飯間:いろいろ読みます。日本語の専門書もですが、ベストセラーとか、古本屋で見つけた昔の小説とか、とにかくいろいろな文章を読むことが楽しみでして。それに、辞書編纂者として言葉の「用例採集」をするのに、本は大切な情報源でもあるんですよ。
—「用例採集」とは、なんでしょうか……?
飯間:たとえばですね、このあいだ『わたし、定時で帰ります。』という本を読んでいたときに「燃える案件」という言葉が出てきました。そこで、「いまの会社ではこういう言葉をつかうんだな」「こういう状態を『燃える』と言うんだな」と学んだわけです。こんなふうにいろいろな言葉の「用例」を集めるのが「用例採集」です。
私は『三省堂国語辞典』の編集委員として、辞書をよりよくバージョンアップしていくことを仕事にしています。初版は1960年につくられ、その後改訂を重ねていますが、時代が変われば言葉も変わる。新しい言葉が増えたり、つかわれない言葉が出てきたり。言葉の説明についても、より適切なものへと改善しています。
—辞書に載せるべき言葉を見定めたり、言葉の説明をアップデートしたりするのに、「用例採集」が役立つんですね。
飯間:そうですね。読書をするときは、初めて出会う単語や用法、普通と異なる漢字表記など、書いてある「言葉」に注目しながら読んでいきます。一冊を読み終えると、60、70くらいの言葉は採集できる。すると1か月で400、500、1年で数千くらいになります。
もちろん、本だけではなく、テレビ、あるいは街なかの看板なんかも見ながら採集します。すると、本にはない言葉がテレビに、テレビにはない言葉が街なかに出てくる。こうしていろんなタイプの言葉を手に入れるんです。
言葉だけで、「右」の意味をどう説明する?
—言葉の説明文も書かれるとのことですが、「言葉で言葉を説明する」って、考えただけで大変そうです。
飯間:おっしゃるとおり、すごく難しいですね。辞書づくりの文脈でよく例に出されるのは、「右」という言葉。どんなふうに説明してあるか、ぜひ辞書を引いてみてください。それ以外でも、たとえば「厳重」なんて言葉、「説明してください」といわれたらどうでしょう。
—正しくつかえるつもりでも、説明するとなると……。
飯間:『三省堂国語辞典』は、一つ目の意味として、「万一のことがないように、きびしく念入りにするようす」と書いています。
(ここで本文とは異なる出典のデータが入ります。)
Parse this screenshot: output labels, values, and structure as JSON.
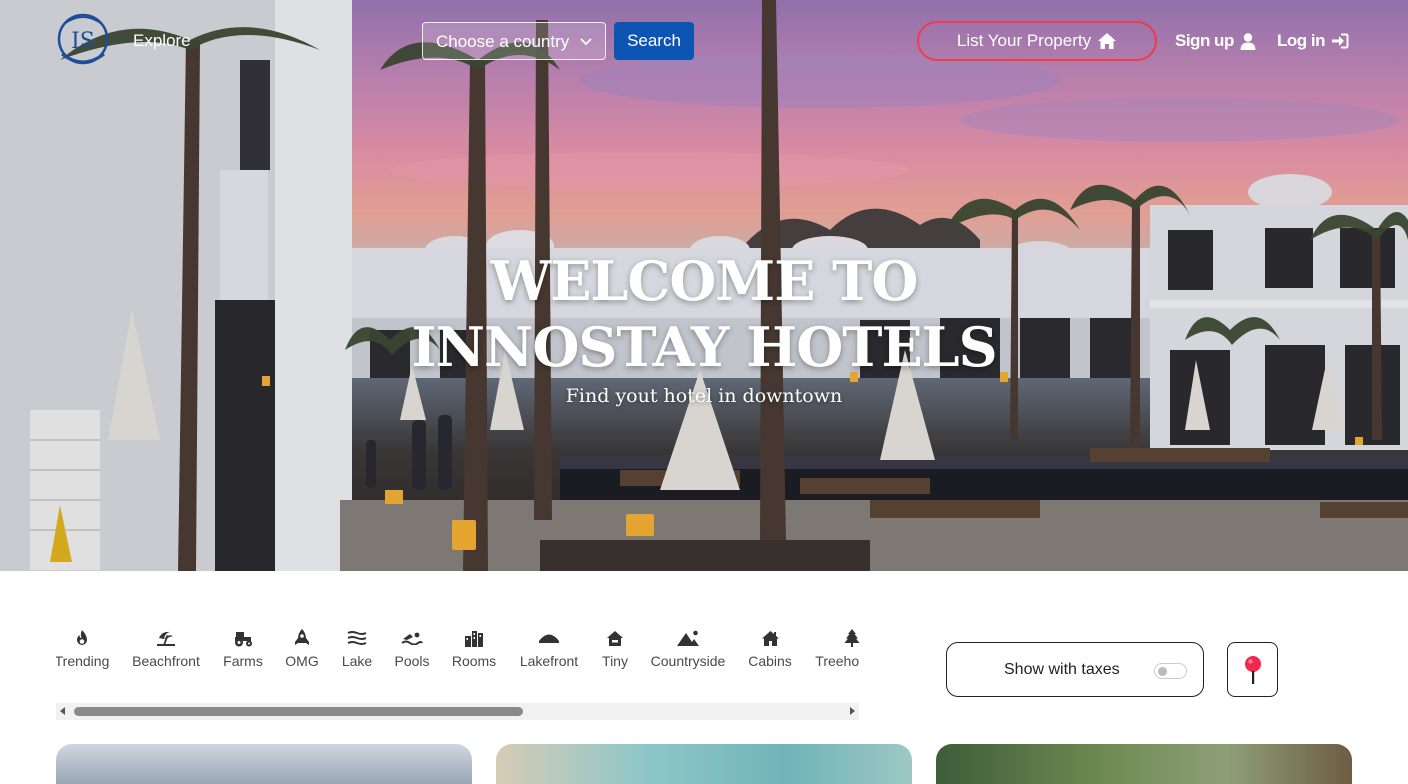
{
  "brand": {
    "logo_text": "IS"
  },
  "nav": {
    "explore": "Explore",
    "country_placeholder": "Choose a country",
    "search": "Search",
    "list_property": "List Your Property",
    "signup": "Sign up",
    "login": "Log in"
  },
  "hero": {
    "title_line1": "WELCOME TO",
    "title_line2": "INNOSTAY HOTELS",
    "subtitle": "Find yout hotel in downtown"
  },
  "filters": [
    {
      "label": "Trending",
      "icon": "fire-icon"
    },
    {
      "label": "Beachfront",
      "icon": "umbrella-beach-icon"
    },
    {
      "label": "Farms",
      "icon": "tractor-icon"
    },
    {
      "label": "OMG",
      "icon": "rocket-icon"
    },
    {
      "label": "Lake",
      "icon": "water-icon"
    },
    {
      "label": "Pools",
      "icon": "swimmer-icon"
    },
    {
      "label": "Rooms",
      "icon": "rooms-icon"
    },
    {
      "label": "Lakefront",
      "icon": "ship-icon"
    },
    {
      "label": "Tiny",
      "icon": "tiny-home-icon"
    },
    {
      "label": "Countryside",
      "icon": "mountain-sun-icon"
    },
    {
      "label": "Cabins",
      "icon": "cabin-icon"
    },
    {
      "label": "Treehouses",
      "icon": "tree-icon"
    }
  ],
  "taxes": {
    "label": "Show with taxes",
    "enabled": false
  },
  "colors": {
    "primary": "#0d55b3",
    "accent": "#ef3b4a"
  }
}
「厳重に警戒する」などというときですね。
そして二つ目の意味が、「いいかげんなことでは許さないようす」。「厳重に抗議する」「厳重注意」というときの「厳重」ですね。一つ目のように「念入りに」と置き換えてみても、意味が通らないケースです。
一つ前の版には「少しも隙を見せず、また手加減もしないようす」と書いてありました。しかし、たとえばボクシングの試合で「隙を見せない」選手に対して、「あいつ厳重だな」とは言わないですよね。それでいろいろ考えて、書き直したんです。
人はみんな、それぞれ違った「脳内辞書」を持っている
—最初は一つの意味だったところ、二つの意味に分けたんですね。
飯間:そうですね。意味のまとめ方を考えるにあたっては、「採集」したもののなかから「厳重」という言葉をつかった例文を見ます。意味や用法を一つひとつ見極めていくんです。それで、ほとんど「念入り」とイコールの意味の場合と、そうじゃない場合とがあると気づいたわけです。
本来は言葉って、一回つかわれるごとに意味が違うんですね。100の例文があれば、そこに込められた100の意味がある。でも、それを忠実に辞書に書いてしまっては、どんどん分厚くなってしまいます。だからなんとか整理する。これをすべての言葉についてやっています。
—お話を聞くだけで大変そうです……。
飯間:だんだん夢中になってくると、一日中「厳重」のことだけ考えていたりします。ちょっと頭がおかしくなりそうでしょう(笑)。
ただそういう作業をしていると、言葉の意味なんていうのは、人によって本当にさまざまにとらえているということがわかるんです。一つひとつの単語のとらえ方は、すべての人で異なる。人はみんな、それぞれ違った「脳内辞書」を持っていると気づくんです。